Frequently Asked Questions

What is the CSS clip-path property? +
The CSS clip-path property defines a clipping region that determines which parts of an element are visible. Everything inside the clipping shape is shown at full opacity; everything outside is hidden. It works on any HTML element including images, divs, and videos, and requires no image editing software or separate mask files.
How does the polygon() function calculate coordinates? +
The polygon() function takes a list of vertex coordinate pairs, each written as an X and Y value separated by a space. The coordinate system starts at the top-left corner of the element's bounding box (0% 0%) and ends at the bottom-right (100% 100%). Each pair defines one corner of the polygon, and the browser draws straight lines between consecutive pairs to form the clipping boundary.
Why should I use percentages instead of pixels for my clip-path? +
Percentage values make your clip-path fully responsive.
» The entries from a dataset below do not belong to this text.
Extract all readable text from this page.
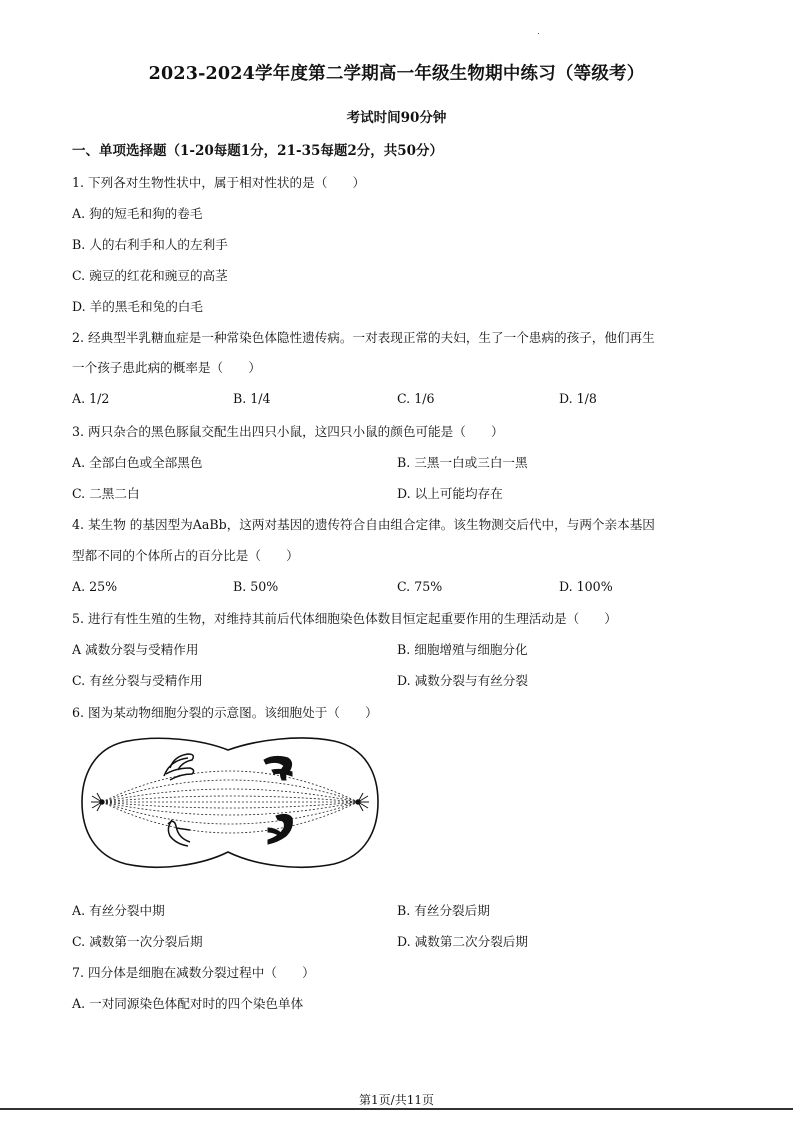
2023-2024学年度第二学期高一年级生物期中练习（等级考）
考试时间90分钟
一、单项选择题（1-20每题1分，21-35每题2分，共50分）
1. 下列各对生物性状中，属于相对性状的是（　　）
A. 狗的短毛和狗的卷毛
B. 人的右利手和人的左利手
C. 豌豆的红花和豌豆的高茎
D. 羊的黑毛和兔的白毛
2. 经典型半乳糖血症是一种常染色体隐性遗传病。一对表现正常的夫妇，生了一个患病的孩子，他们再生
一个孩子患此病的概率是（　　）
A. 1/2	B. 1/4	C. 1/6	D. 1/8
3. 两只杂合的黑色豚鼠交配生出四只小鼠，这四只小鼠的颜色可能是（　　）
A. 全部白色或全部黑色	B. 三黑一白或三白一黑
C. 二黑二白	D. 以上可能均存在
4. 某生物 的基因型为AaBb，这两对基因的遗传符合自由组合定律。该生物测交后代中，与两个亲本基因
型都不同的个体所占的百分比是（　　）
A. 25%	B. 50%	C. 75%	D. 100%
5. 进行有性生殖的生物，对维持其前后代体细胞染色体数目恒定起重要作用的生理活动是（　　）
A 减数分裂与受精作用	B. 细胞增殖与细胞分化
C. 有丝分裂与受精作用	D. 减数分裂与有丝分裂
6. 图为某动物细胞分裂的示意图。该细胞处于（　　）
A. 有丝分裂中期	B. 有丝分裂后期
C. 减数第一次分裂后期	D. 减数第二次分裂后期
7. 四分体是细胞在减数分裂过程中（　　）
A. 一对同源染色体配对时的四个染色单体
第1页/共11页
When you write clip-path: polygon(50% 0%, 100% 100%, 0% 100%), the triangle scales perfectly with the element regardless of its rendered size. Pixel values are fixed, so a shape designed for a 400px-wide image will look distorted on a 200px thumbnail or a full-bleed hero section.
Is CSS clip-path fully supported on mobile browsers? +
Yes. The clip-path property with polygon() is supported in all modern mobile and desktop browsers including Chrome, Safari, Firefox, and Edge. Global support is above 97% as of 2025. The -webkit-clip-path vendor prefix is still useful for older Safari versions prior to 13.1, which is why this tool outputs both declarations.
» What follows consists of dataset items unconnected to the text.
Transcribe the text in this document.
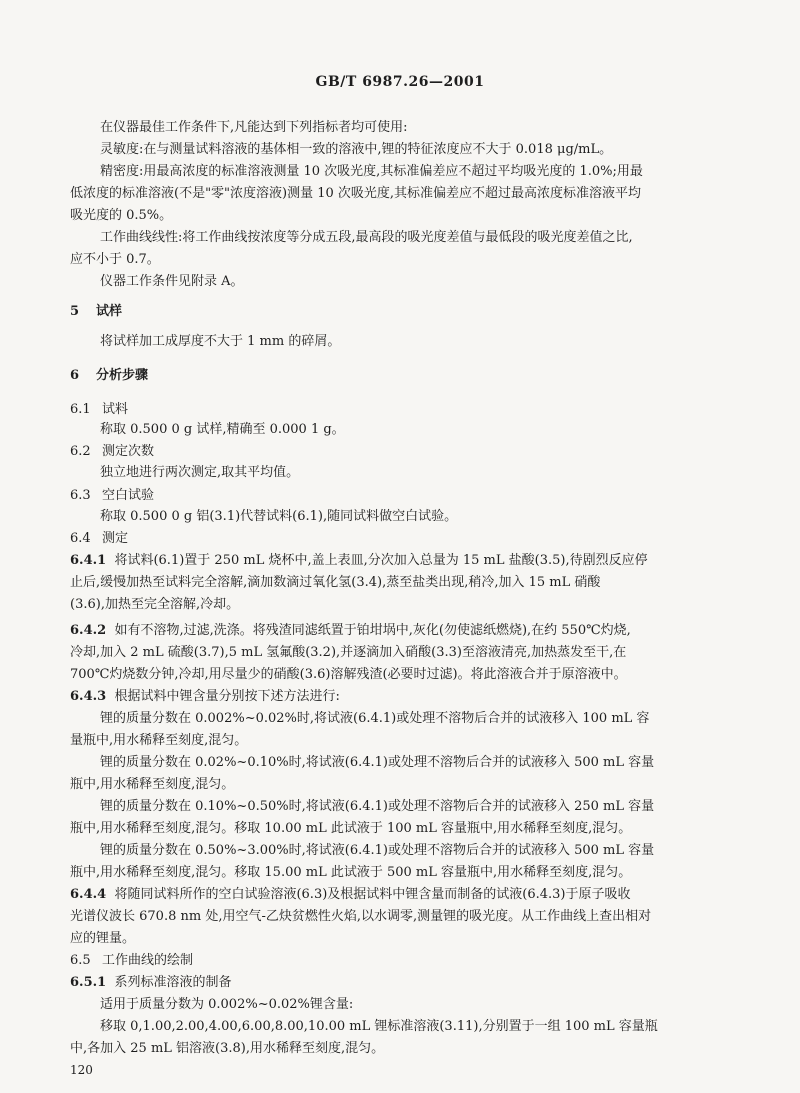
GB/T 6987.26—2001
在仪器最佳工作条件下,凡能达到下列指标者均可使用:
灵敏度:在与测量试料溶液的基体相一致的溶液中,锂的特征浓度应不大于 0.018 μg/mL。
精密度:用最高浓度的标准溶液测量 10 次吸光度,其标准偏差应不超过平均吸光度的 1.0%;用最
低浓度的标准溶液(不是"零"浓度溶液)测量 10 次吸光度,其标准偏差应不超过最高浓度标准溶液平均
吸光度的 0.5%。
工作曲线线性:将工作曲线按浓度等分成五段,最高段的吸光度差值与最低段的吸光度差值之比,
应不小于 0.7。
仪器工作条件见附录 A。
5 试样
将试样加工成厚度不大于 1 mm 的碎屑。
6 分析步骤
6.1 试料
称取 0.500 0 g 试样,精确至 0.000 1 g。
6.2 测定次数
独立地进行两次测定,取其平均值。
6.3 空白试验
称取 0.500 0 g 铝(3.1)代替试料(6.1),随同试料做空白试验。
6.4 测定
6.4.1 将试料(6.1)置于 250 mL 烧杯中,盖上表皿,分次加入总量为 15 mL 盐酸(3.5),待剧烈反应停
止后,缓慢加热至试料完全溶解,滴加数滴过氧化氢(3.4),蒸至盐类出现,稍冷,加入 15 mL 硝酸
(3.6),加热至完全溶解,冷却。
6.4.2 如有不溶物,过滤,洗涤。将残渣同滤纸置于铂坩埚中,灰化(勿使滤纸燃烧),在约 550℃灼烧,
冷却,加入 2 mL 硫酸(3.7),5 mL 氢氟酸(3.2),并逐滴加入硝酸(3.3)至溶液清亮,加热蒸发至干,在
700℃灼烧数分钟,冷却,用尽量少的硝酸(3.6)溶解残渣(必要时过滤)。将此溶液合并于原溶液中。
6.4.3 根据试料中锂含量分别按下述方法进行:
锂的质量分数在 0.002%~0.02%时,将试液(6.4.1)或处理不溶物后合并的试液移入 100 mL 容
量瓶中,用水稀释至刻度,混匀。
锂的质量分数在 0.02%~0.10%时,将试液(6.4.1)或处理不溶物后合并的试液移入 500 mL 容量
瓶中,用水稀释至刻度,混匀。
锂的质量分数在 0.10%~0.50%时,将试液(6.4.1)或处理不溶物后合并的试液移入 250 mL 容量
瓶中,用水稀释至刻度,混匀。移取 10.00 mL 此试液于 100 mL 容量瓶中,用水稀释至刻度,混匀。
锂的质量分数在 0.50%~3.00%时,将试液(6.4.1)或处理不溶物后合并的试液移入 500 mL 容量
瓶中,用水稀释至刻度,混匀。移取 15.00 mL 此试液于 500 mL 容量瓶中,用水稀释至刻度,混匀。
6.4.4 将随同试料所作的空白试验溶液(6.3)及根据试料中锂含量而制备的试液(6.4.3)于原子吸收
光谱仪波长 670.8 nm 处,用空气-乙炔贫燃性火焰,以水调零,测量锂的吸光度。从工作曲线上查出相对
应的锂量。
6.5 工作曲线的绘制
6.5.1 系列标准溶液的制备
适用于质量分数为 0.002%~0.02%锂含量:
移取 0,1.00,2.00,4.00,6.00,8.00,10.00 mL 锂标准溶液(3.11),分别置于一组 100 mL 容量瓶
中,各加入 25 mL 铝溶液(3.8),用水稀释至刻度,混匀。
120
Can I animate a CSS clip-path polygon on hover? +
Yes, as long as both the start and end polygon() functions have the same number of vertices. Browsers interpolate the coordinate values frame by frame to produce smooth transitions. Add a CSS transition property such as transition: clip-path 0.4s ease to the element, then define a different polygon() value in a :hover or :focus selector. The vertex count must match exactly, or the animation will jump instantly rather than tween.
This tool performs all coordinate calculations locally in your browser. No image data, vertex coordinates, or session information is ever sent to a server. Uploaded images are loaded using the browser-native URL.createObjectURL() API and are never transmitted externally. Your work stays entirely on your device.